A. D. Garrett is a writing duo of Margaret Murphy and Helen Pepper.  The combination works well in this instalment of their Fennimore and Simms series, when a mother and daughter are kidnapped in Manchester.  Murphy brings all the perception and clever writing of her own fiction, while Helen Pepper’s experience as forensic scientist, CSI, and senior lecturer in policing adds a faultless sense of reality.  At first I was reluctant to read about yet one more suffering child, but Lauren Myers is a wonderful creation, whose greatest disability – her inability to process food additives without going berserk – becomes her greatest asset.  And the novel is full of incidental pleasures such as Professor Nick Fennimore’s brisk comment that, ‘Einstein said common sense was the collection of all the prejudices acquired by the age of eighteen.  So let’s ditch the common sense and do some actual fact-checking instead.’  Fennimore’s own tragic background adds emotional depth to this tense adventure.

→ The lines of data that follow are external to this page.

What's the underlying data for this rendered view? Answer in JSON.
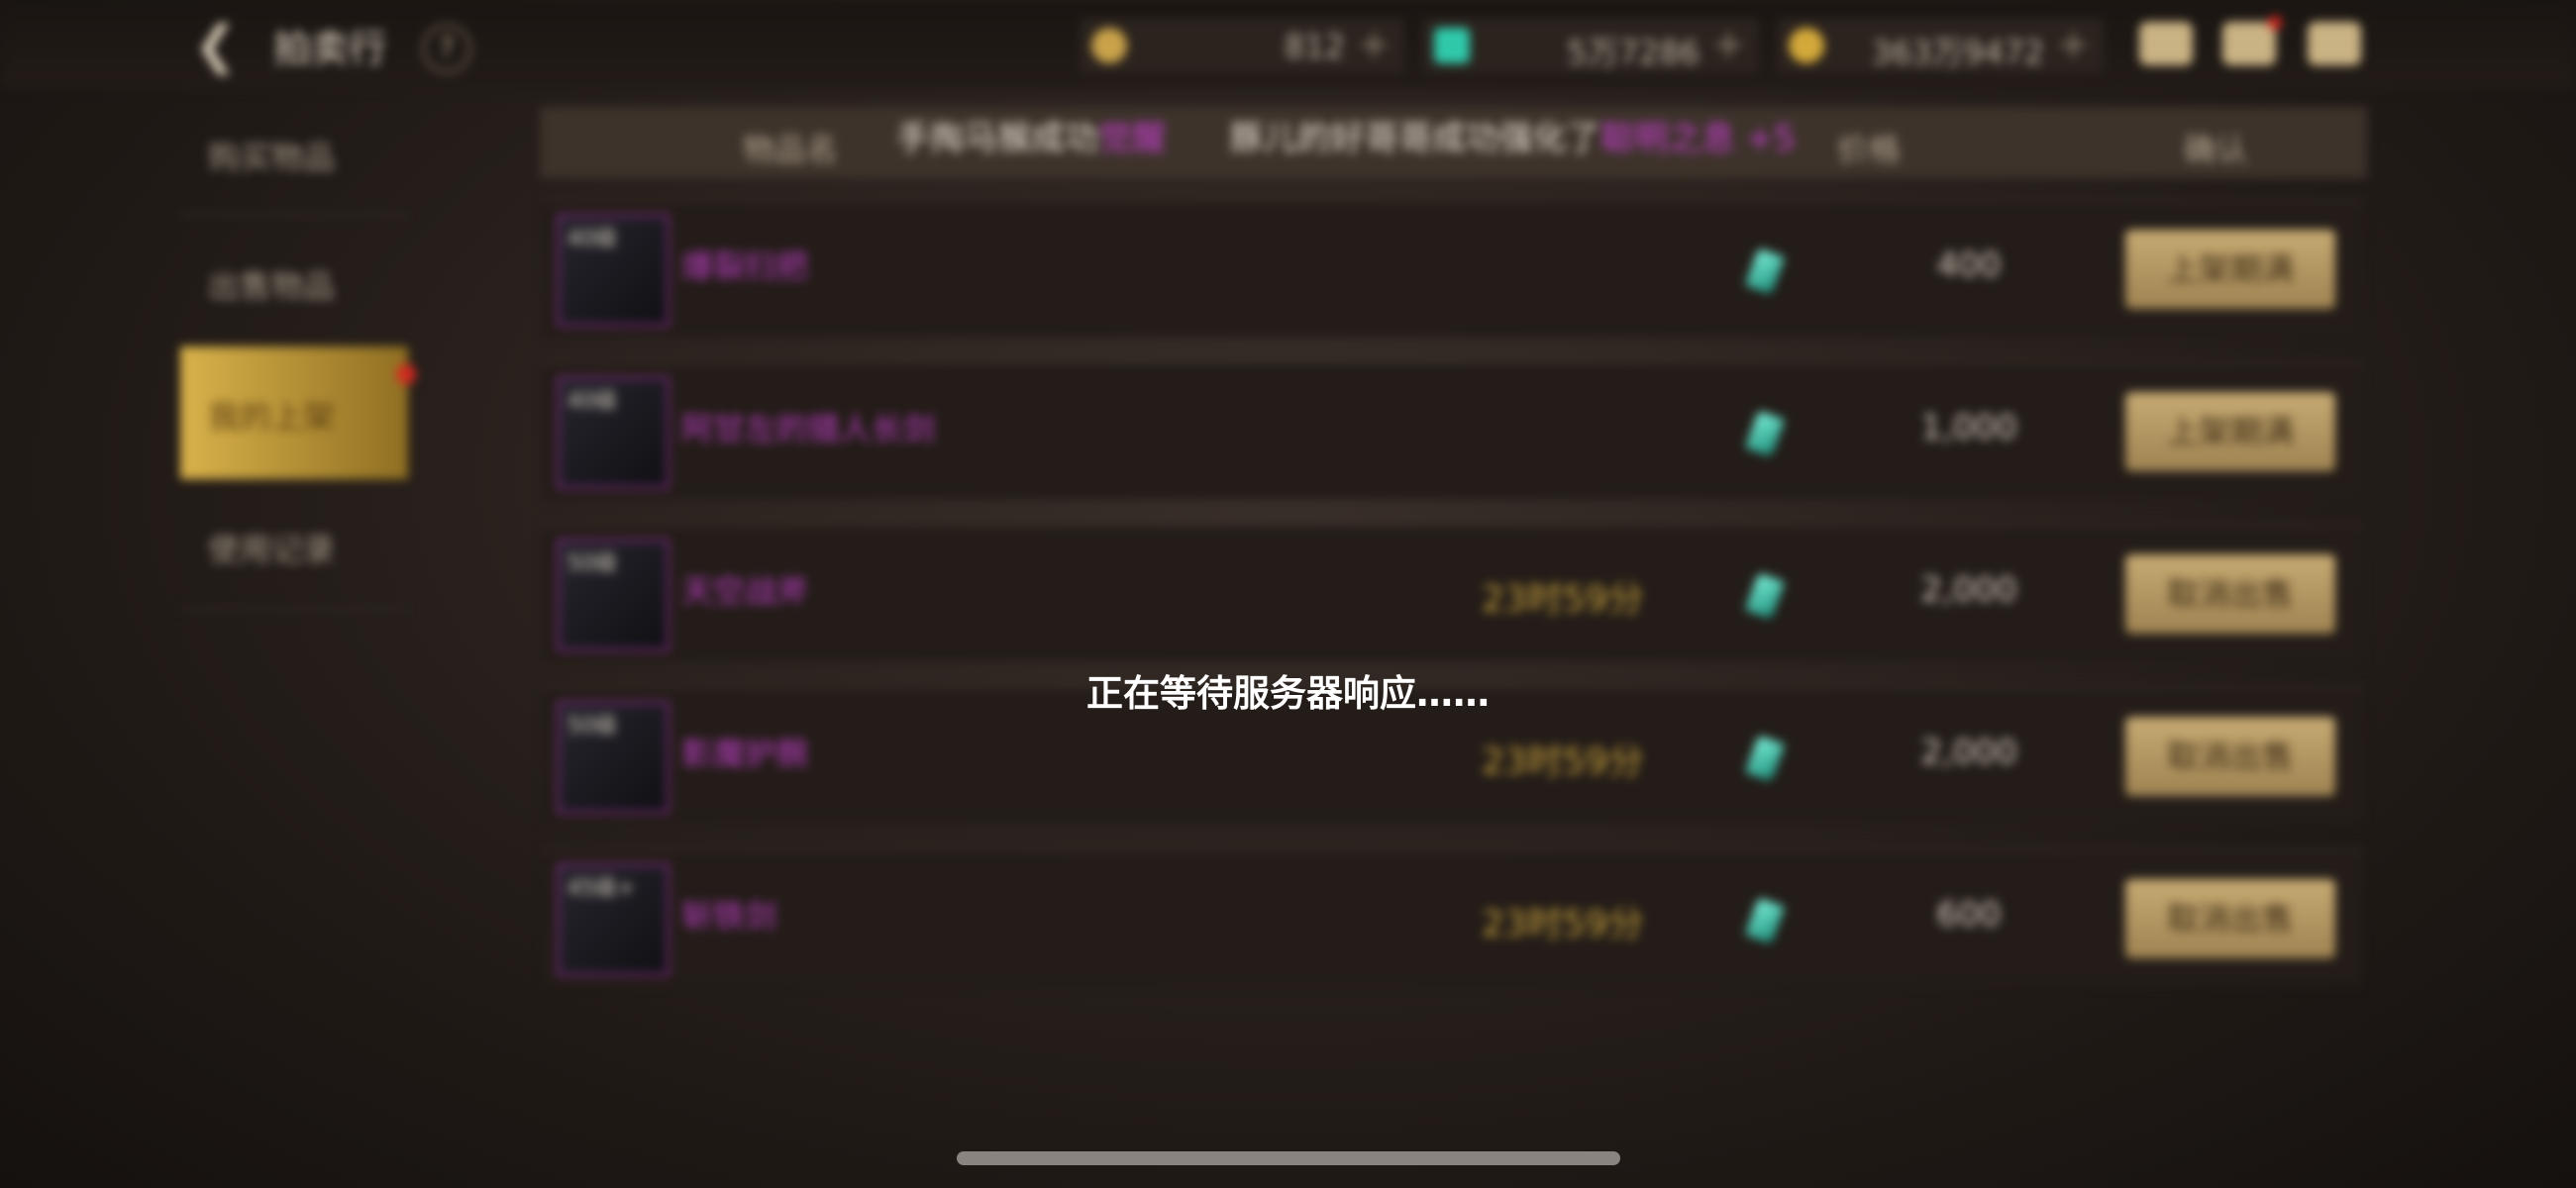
{
  "header": {
    "back_icon": "back-arrow-icon",
    "title": "拍卖行",
    "help_label": "?",
    "currencies": [
      {
        "icon": "coin-c-icon",
        "color": "#c9a24a",
        "value": "812"
      },
      {
        "icon": "gem-icon",
        "color": "#2fc9aa",
        "value": "5万7286"
      },
      {
        "icon": "gold-coin-icon",
        "color": "#d4a93a",
        "value": "363万9472"
      }
    ],
    "plus_label": "+"
  },
  "sidebar": {
    "items": [
      {
        "label": "购买物品"
      },
      {
        "label": "出售物品"
      },
      {
        "label": "我的上架",
        "active": true
      },
      {
        "label": "使用记录"
      }
    ]
  },
  "table": {
    "columns": {
      "name": "物品名",
      "price": "价格",
      "confirm": "确认"
    },
    "marquee": {
      "part1": "手掏马猴成功",
      "highlight1": "觉醒",
      "part2": "豚儿的好哥哥成功强化了",
      "highlight2": "聪明之息 +5"
    },
    "rows": [
      {
        "level": "40级",
        "name": "爆裂扫把",
        "timer": "",
        "price": "400",
        "button": "上架期满"
      },
      {
        "level": "40级",
        "name": "阿甘左的猎人长剑",
        "timer": "",
        "price": "1,000",
        "button": "上架期满"
      },
      {
        "level": "50级",
        "name": "天空战斧",
        "timer": "23时59分",
        "price": "2,000",
        "button": "取消出售"
      },
      {
        "level": "50级",
        "name": "影魔护腕",
        "timer": "23时59分",
        "price": "2,000",
        "button": "取消出售"
      },
      {
        "level": "45级+",
        "name": "斩铁剑",
        "timer": "23时59分",
        "price": "600",
        "button": "取消出售"
      }
    ]
  },
  "overlay": {
    "message": "正在等待服务器响应……"
  },
  "colors": {
    "item_name": "#b93ec1",
    "timer": "#c9a23c",
    "button_gold": "#c7aa72",
    "sidebar_active": "#d9b24a"
  }
}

Mari Hannah is another writer who knows the real background to her fiction well enough to avoid forcing her readers into impossible feats of suspension of disbelief.  DCI Kate Daniels is having more trouble in her private life, with her partner and with her father, when she’s faced with the nightmare of working with an old enemy in DCI James Atkins.  Kate should be away on holiday but the discovery of a young man’s corpse hanging from a gibbet involves her in a complex and painful case that gets in the way of any private pleasure.  As with all the best crime fiction, her discoveries at work have an impact on her own life and ideas.  Her difficulty accepting the need for compromise and so an imperfect kind of justice make the questions raised by this novel even more interesting than usual.  At one moment she bursts out with fury in discussing the likely killer:  ‘It goes against the grain to treat him like a patient and not the violent perpetrator he is.  Give guys like him a label and they think they’re home and dry…  I don’t give a stuff about his various manifestations.  As far as I’m concerned, he’s a bully out of control.  There’s a lot of it about.  Treatment didn’t do him much good, did it?’  Where does responsibility for the effects of dysfunctional behaviour lie?  Who can be blamed if their brains or psyches malfunction?  How should their victims be protected?  And what kind of redress should those victims be offered?

Ian Rankin’s Rebus is now genuinely retired and facing a possible diagnosis of lung-cancer, but nothing can stop him fighting crime.  In spite of his civilian status, he interviews suspects, nicks Malcolm Fox’s business cards in order to impersonate him, invites Siobhan Clarke out to dinner so that she can provide evidence of a warrant card if his suspect demands it, and so on.  The villains are the old familiar crew of Darryl Christie and Big Ger Cafferty, with some new charmers to add spice and danger.  As usual crime travels all the way up and down the social scale and Rankin introduces us to some intriguing – and touching – characters.  Even the notoriously pure Malcolm Fox becomes sucked into the mire.  And the twin threads of suspense – whether Rebus has got cancer and who is at the bottom of the current crop of crimes – keep up the novel’s momentum until the last page.

The idea of a retired cop making himself free of police stations, computers, evidence and suspects in the way Rebus does is hard to swallow.  But who cares?  Rankin is so good and the revolving cast of cops and villains is so alluring that does precise verisimilitude doesn’t seem to matter much.